Have you tried anything at all of help you?

Jweixel profile image
Jweixel in reply to

Yes I have. I eat healthy, I have tried healing my gut bacteria, I exercise on a regular basis, I take a plethora of supplements. I’ve tried meditation as well, but can’t. I have a wonderful life on paper. But still, I have a hard time asking for help.

in reply toJweixel

I managed to heal my got plethora by drinking water at certain times of they day, as soon as I get out if bed and 20 minutes before I eat.
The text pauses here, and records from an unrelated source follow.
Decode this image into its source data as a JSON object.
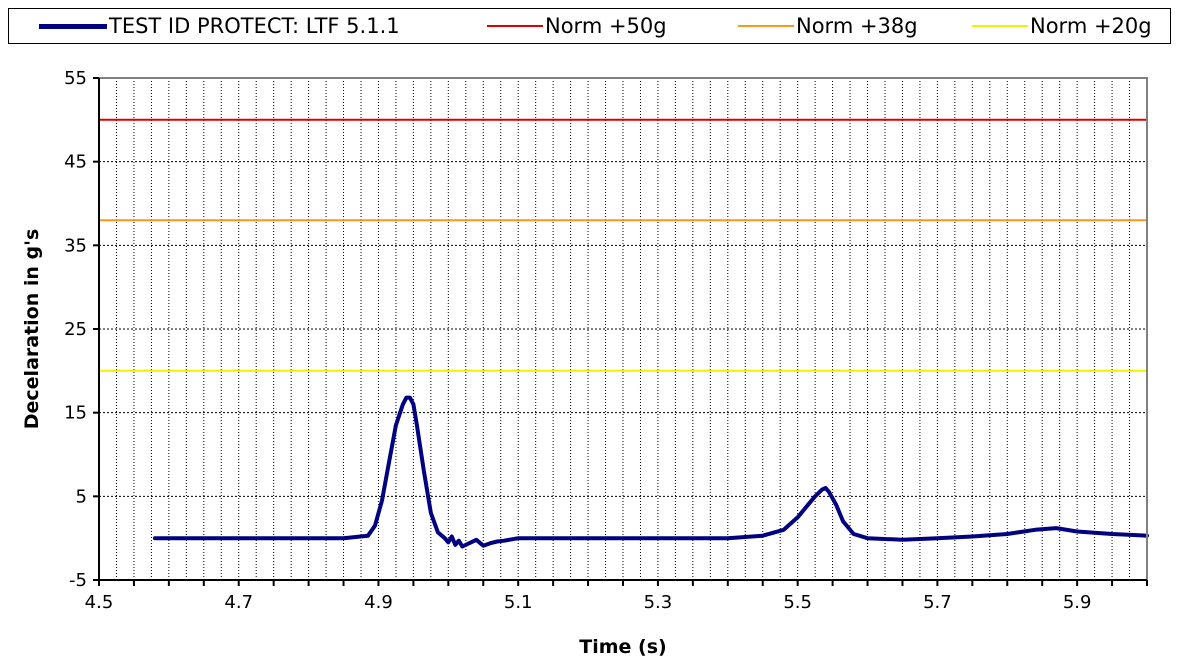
{
  "chart_data": {
    "type": "line",
    "xlabel": "Time (s)",
    "ylabel": "Decelaration in g's",
    "xlim": [
      4.5,
      6.0
    ],
    "ylim": [
      -5,
      55
    ],
    "x_ticks": [
      "4.5",
      "4.7",
      "4.9",
      "5.1",
      "5.3",
      "5.5",
      "5.7",
      "5.9"
    ],
    "x_tick_values": [
      4.5,
      4.7,
      4.9,
      5.1,
      5.3,
      5.5,
      5.7,
      5.9
    ],
    "y_ticks": [
      "-5",
      "5",
      "15",
      "25",
      "35",
      "45",
      "55"
    ],
    "y_tick_values": [
      -5,
      5,
      15,
      25,
      35,
      45,
      55
    ],
    "grid": true,
    "legend_position": "top",
    "series": [
      {
        "name": "TEST ID PROTECT: LTF 5.1.1",
        "color": "#000080",
        "style": "line",
        "x": [
          4.58,
          4.65,
          4.75,
          4.85,
          4.885,
          4.895,
          4.905,
          4.915,
          4.925,
          4.935,
          4.94,
          4.945,
          4.95,
          4.955,
          4.965,
          4.975,
          4.985,
          4.995,
          5.0,
          5.005,
          5.01,
          5.015,
          5.02,
          5.03,
          5.04,
          5.05,
          5.06,
          5.07,
          5.08,
          5.1,
          5.2,
          5.3,
          5.4,
          5.45,
          5.48,
          5.5,
          5.515,
          5.525,
          5.535,
          5.54,
          5.545,
          5.555,
          5.565,
          5.58,
          5.6,
          5.65,
          5.7,
          5.75,
          5.8,
          5.84,
          5.87,
          5.9,
          5.95,
          6.0
        ],
        "values": [
          0.0,
          0.0,
          0.0,
          0.0,
          0.3,
          1.5,
          4.5,
          9.0,
          13.5,
          16.0,
          16.8,
          16.8,
          16.0,
          13.5,
          8.0,
          3.0,
          0.7,
          0.0,
          -0.5,
          0.2,
          -0.8,
          -0.3,
          -1.0,
          -0.6,
          -0.2,
          -0.9,
          -0.6,
          -0.4,
          -0.3,
          0.0,
          0.0,
          0.0,
          0.0,
          0.3,
          1.0,
          2.5,
          4.0,
          5.0,
          5.8,
          6.0,
          5.5,
          4.0,
          2.0,
          0.5,
          0.0,
          -0.2,
          0.0,
          0.2,
          0.5,
          1.0,
          1.2,
          0.8,
          0.5,
          0.3
        ]
      },
      {
        "name": "Norm +50g",
        "color": "#e00000",
        "style": "hline",
        "x": [
          4.5,
          6.0
        ],
        "values": [
          50,
          50
        ]
      },
      {
        "name": "Norm +38g",
        "color": "#f59a1d",
        "style": "hline",
        "x": [
          4.5,
          6.0
        ],
        "values": [
          38,
          38
        ]
      },
      {
        "name": "Norm +20g",
        "color": "#f2f200",
        "style": "hline",
        "x": [
          4.5,
          6.0
        ],
        "values": [
          20,
          20
        ]
      }
    ]
  }
}
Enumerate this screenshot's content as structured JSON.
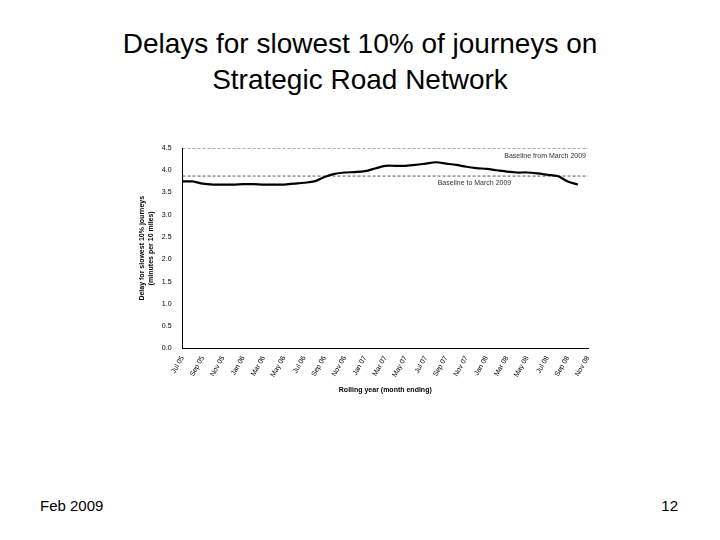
{
  "page": {
    "date": "Feb 2009",
    "page_number": "12"
  },
  "chart_data": {
    "type": "line",
    "title": "Delays for slowest 10% of journeys on Strategic Road Network",
    "x_label": "Rolling year (month ending)",
    "y_label": [
      "Delay for slowest 10% journeys",
      "(minutes per 10 miles)"
    ],
    "categories": [
      "Jul 05",
      null,
      "Sep 05",
      null,
      "Nov 05",
      null,
      "Jan 06",
      null,
      "Mar 06",
      null,
      "May 06",
      null,
      "Jul 06",
      null,
      "Sep 06",
      null,
      "Nov 06",
      null,
      "Jan 07",
      null,
      "Mar 07",
      null,
      "May 07",
      null,
      "Jul 07",
      null,
      "Sep 07",
      null,
      "Nov 07",
      null,
      "Jan 08",
      null,
      "Mar 08",
      null,
      "May 08",
      null,
      "Jul 08",
      null,
      "Sep 08",
      null,
      "Nov 08"
    ],
    "series": [
      {
        "color": "#000000",
        "line_style": "solid",
        "values": [
          3.75,
          3.75,
          3.7,
          3.68,
          3.68,
          3.68,
          3.69,
          3.69,
          3.68,
          3.68,
          3.68,
          3.7,
          3.72,
          3.75,
          3.85,
          3.92,
          3.95,
          3.96,
          3.98,
          4.04,
          4.1,
          4.1,
          4.1,
          4.12,
          4.15,
          4.18,
          4.15,
          4.12,
          4.08,
          4.05,
          4.03,
          4.0,
          3.97,
          3.95,
          3.95,
          3.93,
          3.9,
          3.87,
          3.75,
          3.68,
          null
        ]
      },
      {
        "name": "Baseline to March 2009",
        "color": "#555555",
        "line_style": "dashed",
        "values": [
          3.87,
          3.87,
          3.87,
          3.87,
          3.87,
          3.87,
          3.87,
          3.87,
          3.87,
          3.87,
          3.87,
          3.87,
          3.87,
          3.87,
          3.87,
          3.87,
          3.87,
          3.87,
          3.87,
          3.87,
          3.87,
          3.87,
          3.87,
          3.87,
          3.87,
          3.87,
          3.87,
          3.87,
          3.87,
          3.87,
          3.87,
          3.87,
          3.87,
          3.87,
          3.87,
          3.87,
          3.87,
          3.87,
          3.87,
          3.87,
          3.87
        ]
      },
      {
        "name": "Baseline from March 2009",
        "color": "#555555",
        "line_style": "dashed",
        "values": [
          4.5,
          4.5,
          4.5,
          4.5,
          4.5,
          4.5,
          4.5,
          4.5,
          4.5,
          4.5,
          4.5,
          4.5,
          4.5,
          4.5,
          4.5,
          4.5,
          4.5,
          4.5,
          4.5,
          4.5,
          4.5,
          4.5,
          4.5,
          4.5,
          4.5,
          4.5,
          4.5,
          4.5,
          4.5,
          4.5,
          4.5,
          4.5,
          4.5,
          4.5,
          4.5,
          4.5,
          4.5,
          4.5,
          4.5,
          4.5,
          4.5
        ]
      }
    ],
    "ylim": [
      0,
      4.5
    ],
    "yticks": [
      {
        "value": 0,
        "label": "0.0"
      },
      0.5,
      {
        "value": 1,
        "label": "1.0"
      },
      1.5,
      {
        "value": 2,
        "label": "2.0"
      },
      2.5,
      {
        "value": 3,
        "label": "3.0"
      },
      3.5,
      {
        "value": 4,
        "label": "4.0"
      },
      4.5
    ],
    "grid": false
  }
}
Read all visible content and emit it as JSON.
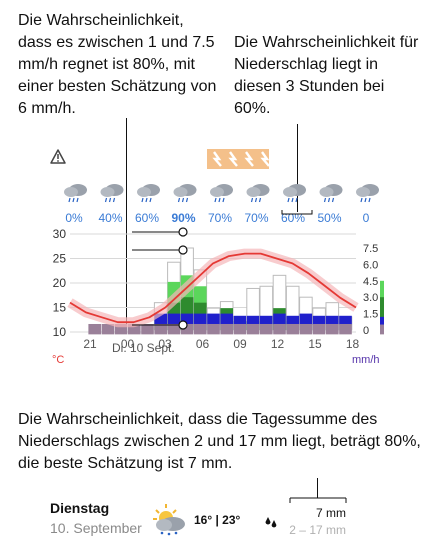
{
  "callouts": {
    "left": "Die Wahrscheinlichkeit, dass es zwischen 1 und 7.5 mm/h regnet ist 80%, mit einer besten Schätzung von 6 mm/h.",
    "right": "Die Wahrscheinlichkeit für Niederschlag liegt in diesen 3 Stunden bei 60%.",
    "bottom": "Die Wahrscheinlichkeit, dass die Tagessumme des Niederschlags zwischen 2 und 17 mm liegt, beträgt 80%, die beste Schätzung ist 7 mm."
  },
  "icons": {
    "warning": "warning-triangle-icon",
    "thunder": "thunderstorm-warning-icon",
    "cloud": "rain-cloud-icon",
    "drops": "raindrops-icon"
  },
  "colors": {
    "temp": "#e53935",
    "temp_band": "#f5b7b9",
    "rain_light": "#5bd65b",
    "rain_dark": "#2e8b2e",
    "rain_blue": "#2020cc",
    "rain_mauve": "#9a8099",
    "prob_text": "#3a7bd5",
    "thunder": "#f0a050"
  },
  "chart_data": {
    "type": "bar",
    "x_labels": [
      "21",
      "00",
      "03",
      "06",
      "09",
      "12",
      "15",
      "18"
    ],
    "date_label": "Di. 10 Sept.",
    "left_axis": {
      "unit": "°C",
      "ticks": [
        "30",
        "25",
        "20",
        "15",
        "10"
      ],
      "ylim": [
        10,
        30
      ]
    },
    "right_axis": {
      "unit": "mm/h",
      "ticks": [
        "7.5",
        "6.0",
        "4.5",
        "3.0",
        "1.5",
        "0"
      ],
      "ylim": [
        0,
        7.5
      ]
    },
    "precip_probability": [
      "0%",
      "40%",
      "60%",
      "90%",
      "70%",
      "70%",
      "60%",
      "50%",
      "0"
    ],
    "precip_probability_strong": [
      false,
      false,
      false,
      true,
      false,
      false,
      false,
      false,
      false
    ],
    "precip_max": [
      0,
      0,
      2.5,
      6.2,
      7.5,
      5.5,
      2.0,
      2.6,
      0.8,
      3.8,
      4.0,
      5.0,
      4.0,
      3.0,
      2.0,
      2.5,
      1.2
    ],
    "precip_best": [
      0,
      0,
      0.6,
      4.4,
      5.0,
      4.0,
      0,
      0,
      0,
      0,
      0,
      0,
      0,
      0,
      0,
      0,
      0
    ],
    "precip_p2": [
      0,
      0,
      0,
      2.5,
      3.0,
      2.5,
      0,
      2.0,
      0.8,
      0.8,
      0.8,
      2.0,
      0.8,
      0,
      0,
      0,
      0
    ],
    "precip_p1": [
      0,
      0,
      1.0,
      1.0,
      1.0,
      1.0,
      1.0,
      1.0,
      0.8,
      0.8,
      0.8,
      1.0,
      0.8,
      1.0,
      0.8,
      0.8,
      0.8
    ],
    "precip_base": [
      0,
      0,
      0,
      0,
      0,
      0,
      0,
      0,
      0,
      0,
      0,
      0,
      0,
      0,
      0,
      0,
      0
    ],
    "mauve_hours": [
      1,
      2,
      3,
      4,
      5,
      6,
      7,
      8,
      9,
      10,
      11,
      12,
      13,
      14,
      15,
      16
    ],
    "temperature": [
      16,
      14,
      13,
      12,
      12,
      13,
      15,
      18,
      21,
      24,
      25.5,
      26,
      26,
      25,
      24,
      22,
      19.5,
      17,
      15
    ],
    "daily": {
      "day": "Dienstag",
      "date": "10. September",
      "temps": "16° | 23°",
      "precip_best": "7 mm",
      "precip_range": "2 – 17 mm"
    }
  }
}
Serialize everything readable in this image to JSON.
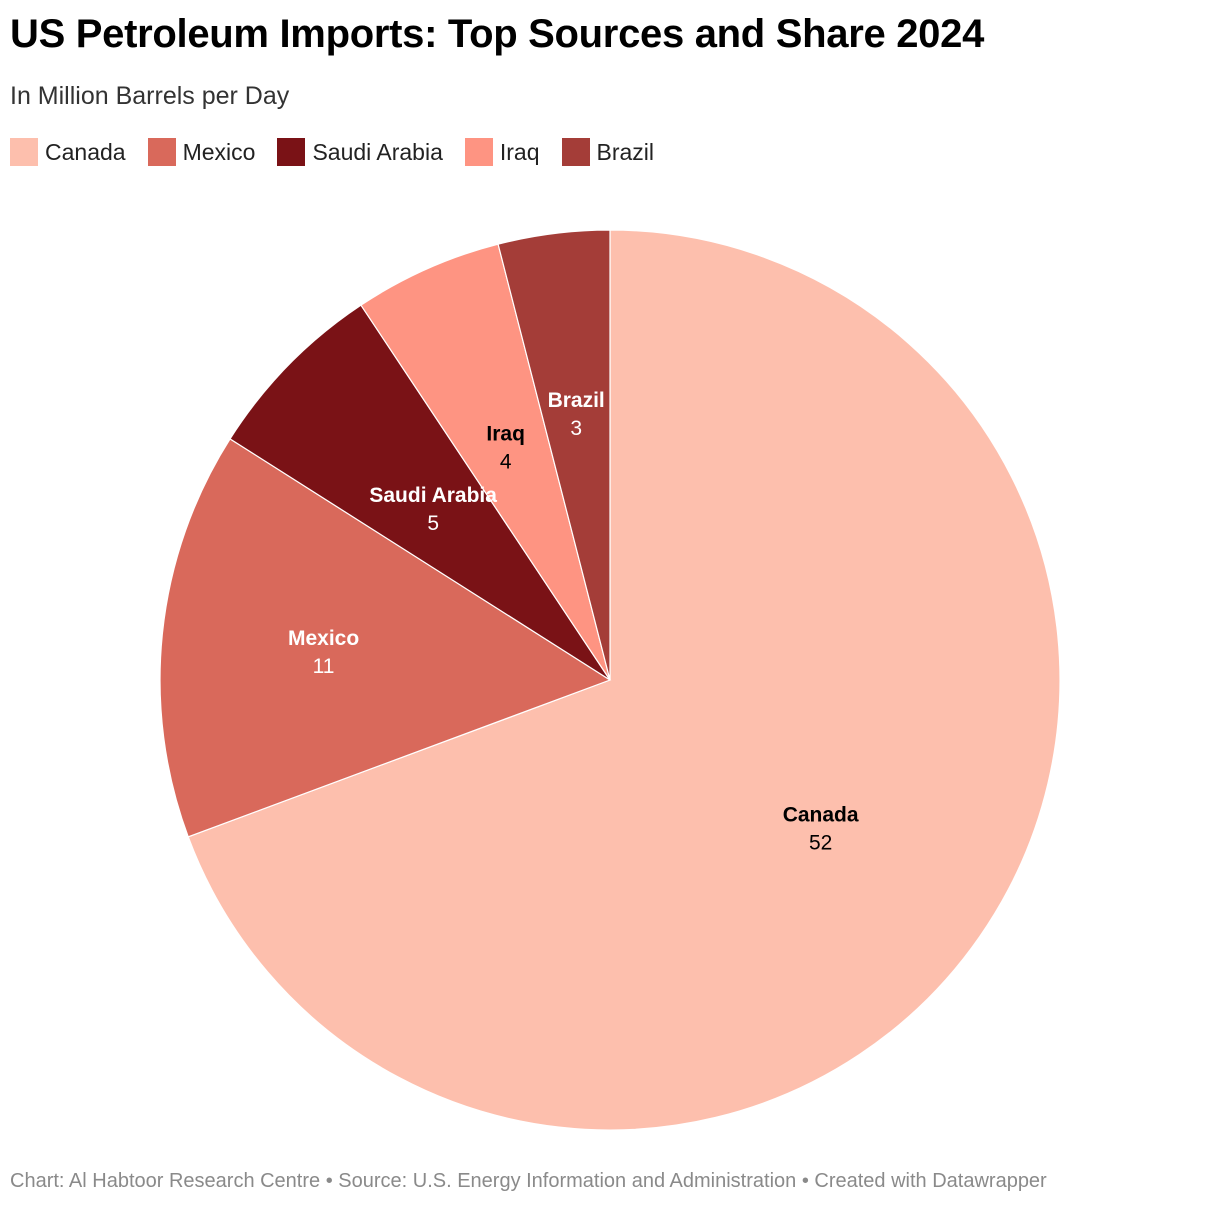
{
  "title": "US Petroleum Imports: Top Sources and Share 2024",
  "subtitle": "In Million Barrels per Day",
  "footer": "Chart: Al Habtoor Research Centre • Source: U.S. Energy Information and Administration • Created with Datawrapper",
  "chart_data": {
    "type": "pie",
    "title": "US Petroleum Imports: Top Sources and Share 2024",
    "subtitle": "In Million Barrels per Day",
    "legend_position": "top-left",
    "categories": [
      "Canada",
      "Mexico",
      "Saudi Arabia",
      "Iraq",
      "Brazil"
    ],
    "values": [
      52,
      11,
      5,
      4,
      3
    ],
    "colors": [
      "#fdbfad",
      "#d9695b",
      "#7a1216",
      "#fe9482",
      "#a43d38"
    ],
    "label_colors": [
      "#000000",
      "#ffffff",
      "#ffffff",
      "#000000",
      "#ffffff"
    ]
  }
}
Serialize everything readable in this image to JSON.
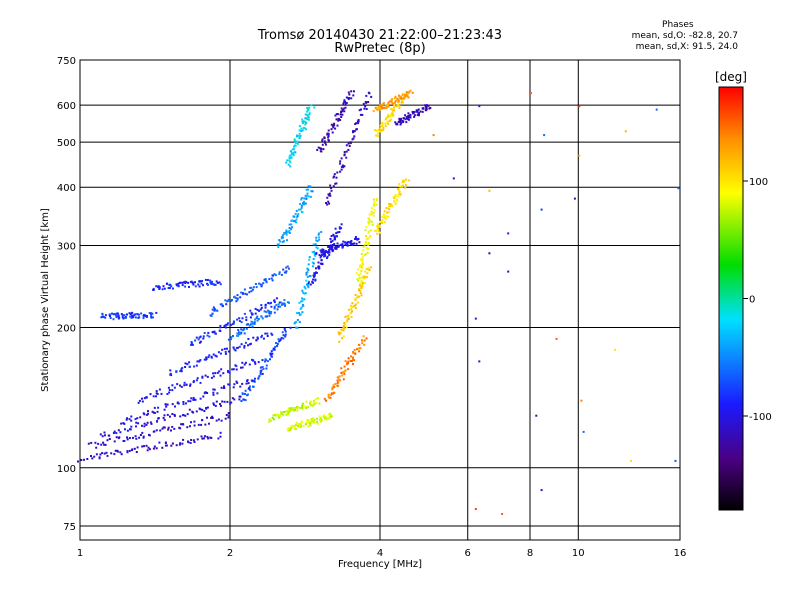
{
  "header": {
    "title_line1": "Tromsø 20140430 21:22:00–21:23:43",
    "title_line2": "RwPretec (8p)"
  },
  "phase_stats": {
    "title": "Phases",
    "line_o": "mean, sd,O:  -82.8, 20.7",
    "line_x": "mean, sd,X:  91.5, 24.0"
  },
  "colorbar": {
    "unit": "[deg]",
    "ticks": [
      {
        "value": 100,
        "label": "100"
      },
      {
        "value": 0,
        "label": "0"
      },
      {
        "value": -100,
        "label": "-100"
      }
    ],
    "range": [
      -180,
      180
    ]
  },
  "chart_data": {
    "type": "scatter",
    "title": "Tromsø 20140430 21:22:00–21:23:43",
    "subtitle": "RwPretec (8p)",
    "xlabel": "Frequency [MHz]",
    "ylabel": "Stationary phase Virtual Height [km]",
    "x_scale": "log",
    "y_scale": "log",
    "xlim": [
      1,
      16
    ],
    "ylim": [
      70,
      750
    ],
    "x_ticks": [
      1,
      2,
      4,
      6,
      8,
      10,
      16
    ],
    "x_tick_labels": [
      "1",
      "2",
      "4",
      "6",
      "8",
      "10",
      "16"
    ],
    "y_ticks": [
      75,
      100,
      200,
      300,
      400,
      500,
      600,
      750
    ],
    "y_tick_labels": [
      "75",
      "100",
      "200",
      "300",
      "400",
      "500",
      "600",
      "750"
    ],
    "grid": true,
    "series": [
      {
        "traces": [
          {
            "f": [
              1.0,
              1.9
            ],
            "h": [
              105,
              118
            ],
            "phase": -112
          },
          {
            "f": [
              1.05,
              2.0
            ],
            "h": [
              112,
              130
            ],
            "phase": -110
          },
          {
            "f": [
              1.1,
              2.1
            ],
            "h": [
              118,
              142
            ],
            "phase": -105
          },
          {
            "f": [
              1.2,
              2.2
            ],
            "h": [
              126,
              155
            ],
            "phase": -100
          },
          {
            "f": [
              1.3,
              2.3
            ],
            "h": [
              140,
              172
            ],
            "phase": -95
          },
          {
            "f": [
              1.5,
              2.4
            ],
            "h": [
              160,
              195
            ],
            "phase": -90
          },
          {
            "f": [
              1.65,
              2.5
            ],
            "h": [
              185,
              230
            ],
            "phase": -85
          },
          {
            "f": [
              1.8,
              2.6
            ],
            "h": [
              215,
              270
            ],
            "phase": -70
          },
          {
            "f": [
              1.1,
              1.4
            ],
            "h": [
              212,
              214
            ],
            "phase": -80
          },
          {
            "f": [
              1.4,
              1.9
            ],
            "h": [
              245,
              252
            ],
            "phase": -85
          },
          {
            "f": [
              2.0,
              2.6
            ],
            "h": [
              190,
              230
            ],
            "phase": -60
          },
          {
            "f": [
              2.1,
              2.6
            ],
            "h": [
              140,
              200
            ],
            "phase": -75
          },
          {
            "f": [
              2.5,
              2.9
            ],
            "h": [
              300,
              400
            ],
            "phase": -40
          },
          {
            "f": [
              2.6,
              2.9
            ],
            "h": [
              450,
              600
            ],
            "phase": -20
          },
          {
            "f": [
              2.7,
              3.0
            ],
            "h": [
              200,
              320
            ],
            "phase": -35
          },
          {
            "f": [
              2.9,
              3.3
            ],
            "h": [
              250,
              330
            ],
            "phase": -95
          },
          {
            "f": [
              3.0,
              3.5
            ],
            "h": [
              480,
              640
            ],
            "phase": -120
          },
          {
            "f": [
              3.1,
              3.8
            ],
            "h": [
              370,
              640
            ],
            "phase": -115
          },
          {
            "f": [
              3.0,
              3.6
            ],
            "h": [
              290,
              310
            ],
            "phase": -100
          },
          {
            "f": [
              2.4,
              3.0
            ],
            "h": [
              128,
              140
            ],
            "phase": 75
          },
          {
            "f": [
              2.6,
              3.2
            ],
            "h": [
              122,
              130
            ],
            "phase": 80
          },
          {
            "f": [
              3.1,
              3.7
            ],
            "h": [
              140,
              190
            ],
            "phase": 140
          },
          {
            "f": [
              3.3,
              3.8
            ],
            "h": [
              190,
              270
            ],
            "phase": 110
          },
          {
            "f": [
              3.6,
              3.9
            ],
            "h": [
              250,
              380
            ],
            "phase": 90
          },
          {
            "f": [
              3.9,
              4.5
            ],
            "h": [
              320,
              420
            ],
            "phase": 100
          },
          {
            "f": [
              3.9,
              4.5
            ],
            "h": [
              520,
              640
            ],
            "phase": 105
          },
          {
            "f": [
              4.3,
              5.0
            ],
            "h": [
              550,
              600
            ],
            "phase": -115
          },
          {
            "f": [
              3.9,
              4.6
            ],
            "h": [
              590,
              640
            ],
            "phase": 130
          }
        ],
        "points": [
          {
            "f": 6.2,
            "h": 82,
            "phase": 160
          },
          {
            "f": 6.3,
            "h": 170,
            "phase": -100
          },
          {
            "f": 6.2,
            "h": 210,
            "phase": -95
          },
          {
            "f": 6.3,
            "h": 600,
            "phase": -85
          },
          {
            "f": 6.6,
            "h": 395,
            "phase": 120
          },
          {
            "f": 6.6,
            "h": 290,
            "phase": -130
          },
          {
            "f": 7.2,
            "h": 320,
            "phase": -90
          },
          {
            "f": 7.2,
            "h": 265,
            "phase": -120
          },
          {
            "f": 7.0,
            "h": 80,
            "phase": 150
          },
          {
            "f": 8.0,
            "h": 640,
            "phase": 150
          },
          {
            "f": 8.2,
            "h": 130,
            "phase": -120
          },
          {
            "f": 8.4,
            "h": 90,
            "phase": -110
          },
          {
            "f": 8.4,
            "h": 360,
            "phase": -80
          },
          {
            "f": 8.5,
            "h": 520,
            "phase": -60
          },
          {
            "f": 9.0,
            "h": 190,
            "phase": 150
          },
          {
            "f": 10.0,
            "h": 600,
            "phase": 160
          },
          {
            "f": 10.0,
            "h": 470,
            "phase": 110
          },
          {
            "f": 9.8,
            "h": 380,
            "phase": -120
          },
          {
            "f": 10.1,
            "h": 140,
            "phase": 140
          },
          {
            "f": 10.2,
            "h": 120,
            "phase": -60
          },
          {
            "f": 11.8,
            "h": 180,
            "phase": 100
          },
          {
            "f": 12.4,
            "h": 530,
            "phase": 120
          },
          {
            "f": 12.7,
            "h": 104,
            "phase": 100
          },
          {
            "f": 14.3,
            "h": 590,
            "phase": -60
          },
          {
            "f": 15.6,
            "h": 104,
            "phase": -70
          },
          {
            "f": 15.8,
            "h": 400,
            "phase": -60
          },
          {
            "f": 5.6,
            "h": 420,
            "phase": -100
          },
          {
            "f": 5.1,
            "h": 520,
            "phase": 140
          }
        ]
      }
    ]
  }
}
Your first point of contact if you need help should be with your gp.

I'm like you by the way, I don't like asking for help and nobody knows that I suffered a&d. I am free of it now though.

MoreThanFun profile image
MoreThanFun

Hi, Jweixel. I am very high-functioning person as well, in that most people wouldn’t know that I suffer from anxiety or depression by meeting me. I identify retrospectively as having been depressed from about the age of twelve, but only started receiving medical treatment for the issue once I was unable to leave bed at about seventeen. Since then, over the course of my treatment, I have learned that keeping my concerns to myself was also invalidating them and slowly leading me to believe that I was incurable crazy for having negative thoughts or anxiety at all. You can only really treat these things when you’re honest with yourself about them and I’m glad that at least your husband knows you have been struggling. Thank you so much for taking the first step to open up and please, try not to scare yourself out of continuing to do it.

In terms of seeking formal help, I would seek out a psychologist. Typically, I do this by looking for nearby specialists and calling to see if they’d be willing to do a phone interview to outline their philosophies and treatment plans.

Good luck and please keep us in the loop if you’re comfortable ♥️

Strongheartforever profile image
Strongheartforever in reply toMoreThanFun

Thank you for sharing that advice, that’s good info and insight.

You’ve started, you’ve made the first step here to shed light on this pain. Keep stepping forward. I have the same questions you do. Know there is help all around you, you just have to ask. I’m sure more folks will add their advice. You’re doing the hardest thing, the first step, joining us here. It takes guts and grit and hope.

trapis2 profile image
trapis2

Go to your regular Dr. first and tell him how you feel. First step,then go from there. It's hard to even tell your dr., but necessary as a start. I was in the same situation and found that the more I tell others,truthfully, the better I feel. It's a good feeling to finally not to work so hard hiding how you feel. There is every reason to belive that you will feel much better soon!! Hugs

rach1402 profile image
rach1402

It's great you're ready to deal with your problems, that's a good starting point in itself. I also suffer from anxiety and depression and in January last year aged 35 I was diagnosed with ADHD. It can be tricky finding the best course of treatment for you but if you speak to a doctor who knows about these things they can point you in the right direction. ADHD is extremely difficult to live with if it goes undiagnosed and untreated so I would make it a priority to get assessed for that as soon as you can.

Thoughtfully profile image
Thoughtfully

Anxiety and depression are very difficult to live with if you are trying put on a good face all of the time. I did that for years and even my really good friends never really knew who I was. It took a great deal of courage to start opening up and being real with people. Not all of my friends wanted that kind of relationship but there were some who stayed with me through my trials. There are some really good counselors who can help here if you want to talk: 855-382-5433 is a good start..they can find you a good counselor in your area. I truly hope that opening up will help relieve some of the anxiety for you!